After a short spell as a school music teacher (he ran screaming from the profession, thus avoiding much damage to himself and his charges), he worked at EMG Handmade Gramophones in London’s Soho Square, where he supplemented his wages by concert reviewing for The Guardian, Musical Times and Strad, and writing record reviews and interviews for Gramophone and Hi-Fi News & Record Review. He mourns the passing of EMG, which was something of "a gentleman’s record shop" ("can you send these records through the diplomatic bag?" was among the most frequent customer requests) as well as an education in matters of the recording catalogue, proof-reading (EMG’s own house magazine) and dealing with people.

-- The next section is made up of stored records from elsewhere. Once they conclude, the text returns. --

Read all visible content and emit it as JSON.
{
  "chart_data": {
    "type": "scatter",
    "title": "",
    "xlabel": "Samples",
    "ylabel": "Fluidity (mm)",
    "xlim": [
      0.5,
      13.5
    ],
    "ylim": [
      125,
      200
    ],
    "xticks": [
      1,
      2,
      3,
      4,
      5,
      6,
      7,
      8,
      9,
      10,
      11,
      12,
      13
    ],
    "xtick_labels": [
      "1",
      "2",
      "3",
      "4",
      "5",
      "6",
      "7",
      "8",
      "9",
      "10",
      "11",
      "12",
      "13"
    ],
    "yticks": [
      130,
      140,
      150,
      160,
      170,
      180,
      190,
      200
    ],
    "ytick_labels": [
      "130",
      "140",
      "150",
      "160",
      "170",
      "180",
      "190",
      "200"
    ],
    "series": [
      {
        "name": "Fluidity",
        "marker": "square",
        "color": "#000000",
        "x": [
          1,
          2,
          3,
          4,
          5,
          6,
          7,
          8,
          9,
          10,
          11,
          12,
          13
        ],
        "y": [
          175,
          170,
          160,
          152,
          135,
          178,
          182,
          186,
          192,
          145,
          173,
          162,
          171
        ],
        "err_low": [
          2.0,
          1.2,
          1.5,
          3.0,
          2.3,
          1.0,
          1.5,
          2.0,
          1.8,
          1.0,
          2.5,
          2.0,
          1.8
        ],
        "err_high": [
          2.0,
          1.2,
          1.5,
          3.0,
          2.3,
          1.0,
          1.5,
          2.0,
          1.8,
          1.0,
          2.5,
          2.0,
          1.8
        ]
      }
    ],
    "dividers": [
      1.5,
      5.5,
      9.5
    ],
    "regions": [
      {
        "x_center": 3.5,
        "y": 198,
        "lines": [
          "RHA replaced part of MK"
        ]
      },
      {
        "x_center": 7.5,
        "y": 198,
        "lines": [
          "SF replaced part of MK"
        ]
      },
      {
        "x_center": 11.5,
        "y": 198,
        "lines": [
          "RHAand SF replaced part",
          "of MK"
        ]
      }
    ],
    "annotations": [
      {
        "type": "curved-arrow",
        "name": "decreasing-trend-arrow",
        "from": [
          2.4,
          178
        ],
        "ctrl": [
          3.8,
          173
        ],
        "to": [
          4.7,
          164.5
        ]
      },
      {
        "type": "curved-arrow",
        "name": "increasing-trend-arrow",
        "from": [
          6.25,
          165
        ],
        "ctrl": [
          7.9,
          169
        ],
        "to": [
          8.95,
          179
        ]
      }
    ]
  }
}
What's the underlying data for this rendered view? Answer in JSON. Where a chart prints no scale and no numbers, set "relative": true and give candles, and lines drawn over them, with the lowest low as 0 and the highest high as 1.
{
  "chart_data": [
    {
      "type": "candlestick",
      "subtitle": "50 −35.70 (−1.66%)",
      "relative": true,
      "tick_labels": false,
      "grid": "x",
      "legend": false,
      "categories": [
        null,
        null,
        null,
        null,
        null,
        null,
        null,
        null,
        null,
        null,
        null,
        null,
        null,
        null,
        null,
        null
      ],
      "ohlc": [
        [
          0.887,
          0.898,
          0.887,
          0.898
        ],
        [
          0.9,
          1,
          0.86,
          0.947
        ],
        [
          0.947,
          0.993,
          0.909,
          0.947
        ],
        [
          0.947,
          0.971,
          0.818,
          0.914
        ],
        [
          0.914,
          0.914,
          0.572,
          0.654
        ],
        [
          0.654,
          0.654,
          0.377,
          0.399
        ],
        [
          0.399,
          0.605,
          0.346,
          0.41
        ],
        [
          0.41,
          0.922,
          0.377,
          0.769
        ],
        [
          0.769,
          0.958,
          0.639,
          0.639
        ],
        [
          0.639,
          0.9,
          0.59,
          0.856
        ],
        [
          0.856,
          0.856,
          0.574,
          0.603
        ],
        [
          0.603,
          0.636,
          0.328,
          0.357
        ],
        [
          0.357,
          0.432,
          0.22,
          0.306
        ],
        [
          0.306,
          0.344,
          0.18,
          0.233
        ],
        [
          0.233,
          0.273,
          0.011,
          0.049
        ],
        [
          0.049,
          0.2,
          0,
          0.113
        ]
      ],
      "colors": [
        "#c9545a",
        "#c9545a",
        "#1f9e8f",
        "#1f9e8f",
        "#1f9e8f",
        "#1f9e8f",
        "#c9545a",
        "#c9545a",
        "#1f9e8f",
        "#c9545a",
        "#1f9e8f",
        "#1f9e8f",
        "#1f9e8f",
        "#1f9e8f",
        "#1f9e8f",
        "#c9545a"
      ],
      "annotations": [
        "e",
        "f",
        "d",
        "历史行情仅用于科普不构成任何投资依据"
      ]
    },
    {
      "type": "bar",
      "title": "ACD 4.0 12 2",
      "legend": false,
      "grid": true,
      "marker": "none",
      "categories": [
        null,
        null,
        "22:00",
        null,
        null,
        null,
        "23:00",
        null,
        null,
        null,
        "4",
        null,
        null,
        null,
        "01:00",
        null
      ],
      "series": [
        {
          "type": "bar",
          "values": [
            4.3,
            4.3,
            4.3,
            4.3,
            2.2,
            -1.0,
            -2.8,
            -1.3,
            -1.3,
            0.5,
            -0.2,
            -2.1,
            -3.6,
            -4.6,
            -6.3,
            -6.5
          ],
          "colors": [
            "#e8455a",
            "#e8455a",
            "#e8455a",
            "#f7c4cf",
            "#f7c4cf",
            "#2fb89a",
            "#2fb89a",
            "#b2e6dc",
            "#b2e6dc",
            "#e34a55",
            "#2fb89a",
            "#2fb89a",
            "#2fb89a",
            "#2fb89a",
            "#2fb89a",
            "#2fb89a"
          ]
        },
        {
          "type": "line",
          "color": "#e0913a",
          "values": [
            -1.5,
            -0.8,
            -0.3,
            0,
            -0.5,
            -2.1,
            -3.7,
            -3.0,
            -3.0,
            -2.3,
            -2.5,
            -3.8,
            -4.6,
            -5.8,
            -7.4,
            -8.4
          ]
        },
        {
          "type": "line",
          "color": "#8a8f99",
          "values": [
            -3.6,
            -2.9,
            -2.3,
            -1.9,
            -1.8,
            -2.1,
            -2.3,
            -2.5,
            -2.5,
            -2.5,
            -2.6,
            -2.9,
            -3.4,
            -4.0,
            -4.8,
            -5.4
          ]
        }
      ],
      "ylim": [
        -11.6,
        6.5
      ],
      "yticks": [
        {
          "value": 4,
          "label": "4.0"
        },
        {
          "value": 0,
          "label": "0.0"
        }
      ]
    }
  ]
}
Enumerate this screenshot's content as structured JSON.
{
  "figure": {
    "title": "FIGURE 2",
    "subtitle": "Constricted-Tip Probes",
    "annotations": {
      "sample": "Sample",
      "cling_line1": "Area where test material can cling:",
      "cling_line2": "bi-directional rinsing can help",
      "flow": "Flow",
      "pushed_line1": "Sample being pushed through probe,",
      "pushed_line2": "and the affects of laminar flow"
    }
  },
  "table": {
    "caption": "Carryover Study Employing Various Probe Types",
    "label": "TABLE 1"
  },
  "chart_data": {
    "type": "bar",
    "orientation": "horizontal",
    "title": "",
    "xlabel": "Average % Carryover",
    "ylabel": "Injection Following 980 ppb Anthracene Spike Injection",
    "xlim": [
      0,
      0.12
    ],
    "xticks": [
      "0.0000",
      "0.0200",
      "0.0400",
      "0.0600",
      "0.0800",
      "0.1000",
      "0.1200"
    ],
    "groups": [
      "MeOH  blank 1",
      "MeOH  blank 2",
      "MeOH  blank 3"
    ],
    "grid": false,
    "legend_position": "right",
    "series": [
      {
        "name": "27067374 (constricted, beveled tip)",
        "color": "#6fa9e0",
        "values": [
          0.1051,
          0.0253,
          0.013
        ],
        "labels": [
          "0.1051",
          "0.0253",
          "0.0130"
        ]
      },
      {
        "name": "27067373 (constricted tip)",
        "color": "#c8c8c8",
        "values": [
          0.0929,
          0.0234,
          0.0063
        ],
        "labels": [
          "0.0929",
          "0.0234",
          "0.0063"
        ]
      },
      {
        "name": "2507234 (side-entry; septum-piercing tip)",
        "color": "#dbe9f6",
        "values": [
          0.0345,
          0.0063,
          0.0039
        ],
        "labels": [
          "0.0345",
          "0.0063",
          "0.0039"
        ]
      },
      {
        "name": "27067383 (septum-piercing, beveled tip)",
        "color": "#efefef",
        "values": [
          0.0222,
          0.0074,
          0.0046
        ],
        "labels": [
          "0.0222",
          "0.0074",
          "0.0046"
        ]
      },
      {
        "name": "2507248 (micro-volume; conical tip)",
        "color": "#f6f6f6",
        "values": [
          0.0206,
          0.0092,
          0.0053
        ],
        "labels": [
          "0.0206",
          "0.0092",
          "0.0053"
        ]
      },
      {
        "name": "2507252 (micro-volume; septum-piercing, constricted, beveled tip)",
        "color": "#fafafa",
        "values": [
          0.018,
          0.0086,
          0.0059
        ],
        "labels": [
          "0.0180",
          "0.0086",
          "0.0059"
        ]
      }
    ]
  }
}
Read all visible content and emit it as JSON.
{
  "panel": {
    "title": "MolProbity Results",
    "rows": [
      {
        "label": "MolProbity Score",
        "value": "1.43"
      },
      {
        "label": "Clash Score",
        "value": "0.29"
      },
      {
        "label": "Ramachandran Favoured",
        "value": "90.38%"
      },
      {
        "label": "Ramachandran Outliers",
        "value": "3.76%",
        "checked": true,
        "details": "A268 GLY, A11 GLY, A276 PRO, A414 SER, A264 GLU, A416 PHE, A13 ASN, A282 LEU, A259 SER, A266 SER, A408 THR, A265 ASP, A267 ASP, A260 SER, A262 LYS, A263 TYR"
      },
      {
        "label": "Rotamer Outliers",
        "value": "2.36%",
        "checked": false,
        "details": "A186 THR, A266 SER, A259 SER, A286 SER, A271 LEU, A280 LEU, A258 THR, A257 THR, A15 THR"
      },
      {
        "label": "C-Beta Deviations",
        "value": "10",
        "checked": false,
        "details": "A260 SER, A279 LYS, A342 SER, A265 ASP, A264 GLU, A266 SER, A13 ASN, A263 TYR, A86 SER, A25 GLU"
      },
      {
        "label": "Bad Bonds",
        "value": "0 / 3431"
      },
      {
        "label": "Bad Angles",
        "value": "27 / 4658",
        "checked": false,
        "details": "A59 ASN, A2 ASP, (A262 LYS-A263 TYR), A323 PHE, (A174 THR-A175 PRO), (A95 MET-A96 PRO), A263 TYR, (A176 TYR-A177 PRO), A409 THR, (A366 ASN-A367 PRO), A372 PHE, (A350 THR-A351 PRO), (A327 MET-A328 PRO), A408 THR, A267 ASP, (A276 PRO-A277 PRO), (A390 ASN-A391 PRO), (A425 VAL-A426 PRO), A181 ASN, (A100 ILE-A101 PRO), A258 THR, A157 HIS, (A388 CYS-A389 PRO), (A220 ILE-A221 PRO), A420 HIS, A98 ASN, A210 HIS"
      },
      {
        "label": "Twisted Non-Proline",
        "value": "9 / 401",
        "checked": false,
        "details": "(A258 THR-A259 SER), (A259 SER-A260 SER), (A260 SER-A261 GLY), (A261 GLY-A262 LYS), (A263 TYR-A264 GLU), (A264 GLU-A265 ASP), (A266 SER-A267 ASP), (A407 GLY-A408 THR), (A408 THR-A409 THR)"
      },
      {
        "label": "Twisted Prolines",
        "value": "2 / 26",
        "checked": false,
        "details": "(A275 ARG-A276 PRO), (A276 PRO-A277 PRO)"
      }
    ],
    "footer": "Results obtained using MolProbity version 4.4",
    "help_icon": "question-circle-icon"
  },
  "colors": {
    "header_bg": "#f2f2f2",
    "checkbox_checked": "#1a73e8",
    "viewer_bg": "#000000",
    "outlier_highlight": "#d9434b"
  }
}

It was also while working here that he became known to the great and the good of the recording industry, among them Ted Perry (about to form Hyperion Records), Quita Chavez (then of Phonogram), Robert Layton, John Lade (of BBC Record Review) and Simon Foster who, as manager of Classics for Pleasure, shared Keener’s obsession with vinyl. Thanks to these and others, Keener was let loose on sessions which, as a former observer of such occasions, he felt would be easy. Wrong. His first sessions were for a trusting Ted Perry and, in terms of diplomacy, timing and authority, they left much to be desired. "Never mind", said Perry as he led a tearful Keener away from the session, "we’ll make lots more records together".
This faith led to others engaging Keener. His first orchestral recordings were for Classics For Pleasure and Hyperion, followed by work for RCA, ASV, Hyperion and EMI.
One of the joys of being an independent producer is that artists with whom that producer ‘clicks’ will generally keep the relationship intact, as labels and contracts come and go. As a producer, Keener is more musical enabler than technowizard – he is lucky to work in collaboration with first-rate recording engineers. Relating to musicians, to the way they interact with each other, is a source of unending fascination for him.
As a mere fiftieth-rate cellist and pianist, Keener relishes the vicarious contact with fine players. The fascination with the ‘animal’ that is recording, its paradoxical disciplines and freedoms, has not faded over the 900-odd recordings he has so far produced. Reading, walking, the gym (the most unsporty of people, he is nevertheless an endorphin addict) and his partner of over twenty years alleviate his neuroses.